Os pesquisadores iniciaram a investigação escolhendo um micróbio considerado um membro do microbioma humano e comumente encontrado em nossa pele, o S. epidermidis, que normalmente não causa doenças. Os micro-organismos usados foram coletados atrás da orelha de um voluntário humano, diz Fischbach. 

Em seguida, esses micróbios foram modificados com a inserção de um novo gene neles responsável pela codificação de uma proteína encontrada na superfície de algumas células cancerígenas. A ideia é que, se o sistema imunológico modificado gerar células que reconheçam o micróbio, então essas células também reconhecerão os tumores. 

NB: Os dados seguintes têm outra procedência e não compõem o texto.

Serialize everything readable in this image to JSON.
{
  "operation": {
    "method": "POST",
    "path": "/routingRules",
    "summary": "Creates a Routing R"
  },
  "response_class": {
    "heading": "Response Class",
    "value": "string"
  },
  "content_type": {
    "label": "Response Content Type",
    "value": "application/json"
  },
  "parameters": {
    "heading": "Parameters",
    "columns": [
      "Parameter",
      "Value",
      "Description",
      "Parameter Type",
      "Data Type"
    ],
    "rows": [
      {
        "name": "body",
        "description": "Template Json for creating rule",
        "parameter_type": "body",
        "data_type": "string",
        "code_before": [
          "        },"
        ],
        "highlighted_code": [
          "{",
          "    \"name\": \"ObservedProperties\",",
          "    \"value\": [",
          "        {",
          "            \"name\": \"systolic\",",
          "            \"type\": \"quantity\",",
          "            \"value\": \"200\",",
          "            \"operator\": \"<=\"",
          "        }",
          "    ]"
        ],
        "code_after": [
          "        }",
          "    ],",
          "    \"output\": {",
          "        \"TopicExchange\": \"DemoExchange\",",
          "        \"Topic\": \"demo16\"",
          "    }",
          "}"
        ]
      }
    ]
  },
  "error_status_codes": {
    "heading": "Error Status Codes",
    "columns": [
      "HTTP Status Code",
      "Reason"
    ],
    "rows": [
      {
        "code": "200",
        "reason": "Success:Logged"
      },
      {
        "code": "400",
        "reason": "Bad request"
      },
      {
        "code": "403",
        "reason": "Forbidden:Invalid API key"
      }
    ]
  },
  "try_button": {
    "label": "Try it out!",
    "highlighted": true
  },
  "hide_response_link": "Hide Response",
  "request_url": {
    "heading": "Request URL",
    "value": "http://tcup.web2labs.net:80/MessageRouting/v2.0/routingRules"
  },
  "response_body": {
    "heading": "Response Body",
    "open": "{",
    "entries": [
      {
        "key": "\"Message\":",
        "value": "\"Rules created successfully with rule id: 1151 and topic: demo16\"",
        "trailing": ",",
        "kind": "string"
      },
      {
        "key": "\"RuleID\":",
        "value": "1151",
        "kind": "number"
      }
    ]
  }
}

A equipe então aplicou esses “micróbios modificados” em camundongos, esfregando-os com o auxílio de um cotonete sobre as cabeças dos animais. Outro grupo de camundongos teve amostras de bactérias não modificadas e regulares espalhadas sobre eles. Em ambos os casos, os micróbios rapidamente se instalaram na pele dos camundongos, diz Fischbach. 

Para dar prosseguimento ao estudo, também foram injetadas células de câncer de pele no organismo dos animais. Essas células foram retiradas de outros camundongos que tinham câncer, então elas tinham a proteína-alvo em sua camada externa. 

Alvo do tumor 

Nos dias e semanas seguintes, essas células cancerígenas se transformaram em tumores nos camundongos que haviam recebido o micróbio regular. Mas a progressão do câncer foi significativamente retardada naqueles que receberam o micro-organismo modificado. 

“Dava para ver tumores enormes crescendo na lateral dos camundongos que haviam sido esfregados com o S. epidermidis normal”, lembra Fischbach. Mas “não dava para ver nada” nos camundongos que receberam micróbios modificados, diz ele. Ele ressalta que esse tipo específico de câncer é notoriamente agressivo e difícil de tratar em camundongos. 

“Ficamos surpresos com a intensidade da resposta imunológica com esse procedimento”, diz Fischbach. “É surpreendentemente potente, considerando a leveza do tratamento em termos de intervenção terapêutica”. O tratamento também funcionou em camundongos que já apresentavam tumores e que, após a aplicação desses micro-organismos modificados, tiveram uma diminuição de tamanho. As descobertas da equipe foram publicadas na revista Science. 

No entanto, Fischbach e a equipe de pesquisadores ainda têm um pouco de trabalho pela frente antes de começarem a testar micróbios modificados em humanos. Primeiro, eles precisam encontrar um micro-organismo candidato adequado. Eles ainda não sabem se o S. epidermidis desencadeia a mesma resposta imunológica nas pessoas ou se é possível que outro micróbio funcione melhor. 

Eles também terão que escolher uma proteína cancerígena adequada como foco de ataque. Isso se mostrou um grande desafio no desenvolvimento de vacinas de mRNA para o câncer, que também dependem do desencadeamento de uma reação imunológica a uma proteína do câncer. Geralmente nesses casos não há um candidato óbvio. 

Depois que os pesquisadores descobrirem qual micro-organismo modificarão e como, eles terão que testá-lo em animais primeiro para verificar se é seguro. Fischbach tem planos de iniciar testes de micróbios projetados em pessoas com câncer nos próximos anos. 

E, embora a equipe esteja focando no câncer, “as bactérias modificadas podem ser usadas para tratar outras doenças, bem como alergias”, escreveram Elaine Fuchs, da Universidade Rockefeller, em Nova York (EUA), e pesquisadores parceiros em um artigo complementar da Science sobre o estudo principal. Mais pesquisas sobre o uso de micróbios modificados “poderiam possibilitar tratamentos mais seguros, eficazes e versáteis”, acrescentam. 

“O que é empolgante para nós é a ideia de que você pode simplesmente esfregar esses micro-organismos atrás da orelha de alguém e pronto”, diz Fischbach. “E então, 10 dias depois, você pode ver uma resposta imune potente que, a princípio, persiste indefinidamente”.